One of the most common crises in relationships is when contact suddenly stops after a fight. Most people feel confused in this moment. “Why isn’t there any contact?” “Are we really breaking up?”
But you don’t need complex psychological theory to explain this situation. If less than three days have passed, most cases can be understood through one simple principle: if you stay silent and wait another couple of days, he will reach out. At Reunior, we call this the 5-Day Principle of Emotional Equilibrium.
1. After Three Days, It Becomes a Battle of Pride
If neither side has reached out for more than three days, the reason the fight started is no longer what matters. From that point on, what sits at the center is a clash of pride.
At first, people think, “I wasn’t even the one at fault, so why should I be the first to contact him?” “The person who caused the problem is the one who should apologize.” But as time passes and no apology comes, and the other person’s intentions remain unclear, anxiety grows. From this stage, the main theme of the relationship shifts from what you fought about to who gives in first.
2. When Anxiety Grows Larger Than Pride — The 5-Day Principle
According to Reunior’s analysis, when the silence after a fight lasts beyond five days, a turning point appears in the direction of emotion. Pride, at its core, is the desire not to lose and not to look easy to push around.
This feeling works more strongly when you see the other person as equal to you or slightly above you. In other words, the higher you perceive the other person’s PRV (Perceived Relational Value) to be, the stronger your pride becomes about holding your ground.

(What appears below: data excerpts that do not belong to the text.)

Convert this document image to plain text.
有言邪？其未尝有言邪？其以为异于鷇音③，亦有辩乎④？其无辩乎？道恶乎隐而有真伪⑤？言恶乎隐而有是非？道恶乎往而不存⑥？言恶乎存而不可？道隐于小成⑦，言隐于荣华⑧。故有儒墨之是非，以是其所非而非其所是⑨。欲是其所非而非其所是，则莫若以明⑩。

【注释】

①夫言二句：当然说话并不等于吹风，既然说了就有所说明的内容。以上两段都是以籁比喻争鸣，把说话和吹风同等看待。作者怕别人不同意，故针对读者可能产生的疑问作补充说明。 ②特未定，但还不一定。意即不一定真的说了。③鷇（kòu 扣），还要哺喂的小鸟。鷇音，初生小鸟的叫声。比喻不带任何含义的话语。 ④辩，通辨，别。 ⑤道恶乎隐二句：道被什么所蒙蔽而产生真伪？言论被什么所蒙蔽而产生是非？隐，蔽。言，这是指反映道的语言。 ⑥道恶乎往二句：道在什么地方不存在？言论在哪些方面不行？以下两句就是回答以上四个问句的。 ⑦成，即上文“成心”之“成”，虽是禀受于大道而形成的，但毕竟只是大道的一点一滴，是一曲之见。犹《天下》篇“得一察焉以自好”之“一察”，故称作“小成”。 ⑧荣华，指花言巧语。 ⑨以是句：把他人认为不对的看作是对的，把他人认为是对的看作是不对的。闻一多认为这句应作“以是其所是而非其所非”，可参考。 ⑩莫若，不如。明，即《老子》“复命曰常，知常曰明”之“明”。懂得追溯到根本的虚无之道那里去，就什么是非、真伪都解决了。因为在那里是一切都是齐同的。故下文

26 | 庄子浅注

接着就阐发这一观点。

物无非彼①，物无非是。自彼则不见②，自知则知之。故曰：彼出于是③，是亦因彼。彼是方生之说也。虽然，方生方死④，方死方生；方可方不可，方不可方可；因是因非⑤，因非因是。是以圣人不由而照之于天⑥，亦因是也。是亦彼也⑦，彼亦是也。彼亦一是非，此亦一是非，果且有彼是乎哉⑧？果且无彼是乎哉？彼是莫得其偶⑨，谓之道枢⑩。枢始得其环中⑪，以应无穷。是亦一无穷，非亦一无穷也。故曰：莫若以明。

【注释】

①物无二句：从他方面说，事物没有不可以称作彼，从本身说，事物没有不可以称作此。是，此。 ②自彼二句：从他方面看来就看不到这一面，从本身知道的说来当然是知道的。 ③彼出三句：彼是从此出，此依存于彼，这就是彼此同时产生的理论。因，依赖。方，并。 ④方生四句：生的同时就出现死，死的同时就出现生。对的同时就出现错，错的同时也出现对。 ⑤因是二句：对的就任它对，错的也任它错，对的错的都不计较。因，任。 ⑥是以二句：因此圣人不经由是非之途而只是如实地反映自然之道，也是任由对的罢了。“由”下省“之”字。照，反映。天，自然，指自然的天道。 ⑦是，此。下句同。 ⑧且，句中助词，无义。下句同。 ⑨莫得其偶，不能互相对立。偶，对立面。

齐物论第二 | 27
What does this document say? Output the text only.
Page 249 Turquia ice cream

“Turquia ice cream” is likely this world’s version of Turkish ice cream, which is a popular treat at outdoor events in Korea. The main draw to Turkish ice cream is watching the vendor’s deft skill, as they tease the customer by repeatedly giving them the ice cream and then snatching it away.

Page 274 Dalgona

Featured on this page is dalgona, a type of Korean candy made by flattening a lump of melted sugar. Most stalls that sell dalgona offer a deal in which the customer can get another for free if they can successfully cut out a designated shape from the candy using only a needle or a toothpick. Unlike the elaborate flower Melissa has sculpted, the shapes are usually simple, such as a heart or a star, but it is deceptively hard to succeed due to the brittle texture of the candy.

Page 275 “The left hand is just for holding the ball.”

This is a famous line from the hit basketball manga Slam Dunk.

That’s why, during the first three days, you can endure purely out of stubbornness. But after five days, the anxiety of “I might lose this” grows larger than pride. From that moment, the emotional weight shifts.
This is the core of the 5-Day Principle of Emotional Equilibrium. As time passes, there comes a point where pride and anxiety cross—and the peak of that point is day five.
3. If He Contacts You After Five Days — When You Need a Winner’s Composure
At this stage, who reached out first is no longer what really matters. What determines everything is how you respond afterward.
If he contacts you first, that is already a sign that the emotional balance has tilted toward you. But the moment you respond with something like, “So you finally decided to apologize?” that balance collapses immediately. His pride shifts into defense mode right away, and next time, the silence is likely to last even longer.
In this moment, what you need is not a sense of “I won,” but composure. His apology is not emotional surrender; it is an attempt to rebuild the relationship.
When you acknowledge that courage, he learns, “It’s okay to apologize to this person.” That simple experience becomes the first step toward repairing the relationship.
4. Exceptions — When the Five-Day Principle Does Not Apply
There are a few cases where the Five-Day Principle does not work in the same way.
1) When the clear fault is yours
If you caused the problem—through something like cheating or harsh words—trying to endure with time only works against you. This is not a situation to endure with pride; you need to apologize first. In that moment, it is not about lowering yourself, but about approaching with genuine words.
2) When repeated fights have weakened trust
If the same pattern keeps repeating, emotions do not recover just because five days have passed. In this case, what is needed is not silence, but conversations that rebuild trust.
3) When the other person’s self-esteem is very low
For someone with low self-esteem, each passing day feeds thoughts like “I’m being ignored” or “I’ve been abandoned.” In this case, rather than waiting five days, you should send a calm, grounded signal sooner. This type is quite rare, so you don’t need to over-fixate on it.
5. Conclusion — The Attitude That Restores a Relationship
In relationships, real victory is not making the other person bend. It is staying centered without being dragged around by emotion.
Remember the Five-Day Principle:
• The first three days belong to pride.
• Day five is the turning point where anxiety shifts.
• After that comes the time for mature responses.
Even if your partner’s emotions move in ways similar to everyone else’s, the outcome can change depending on the attitude with which you respond. In the end, the person who truly rebuilds the relationship is not the one who tries to win, but the one who responds with maturity until the very end.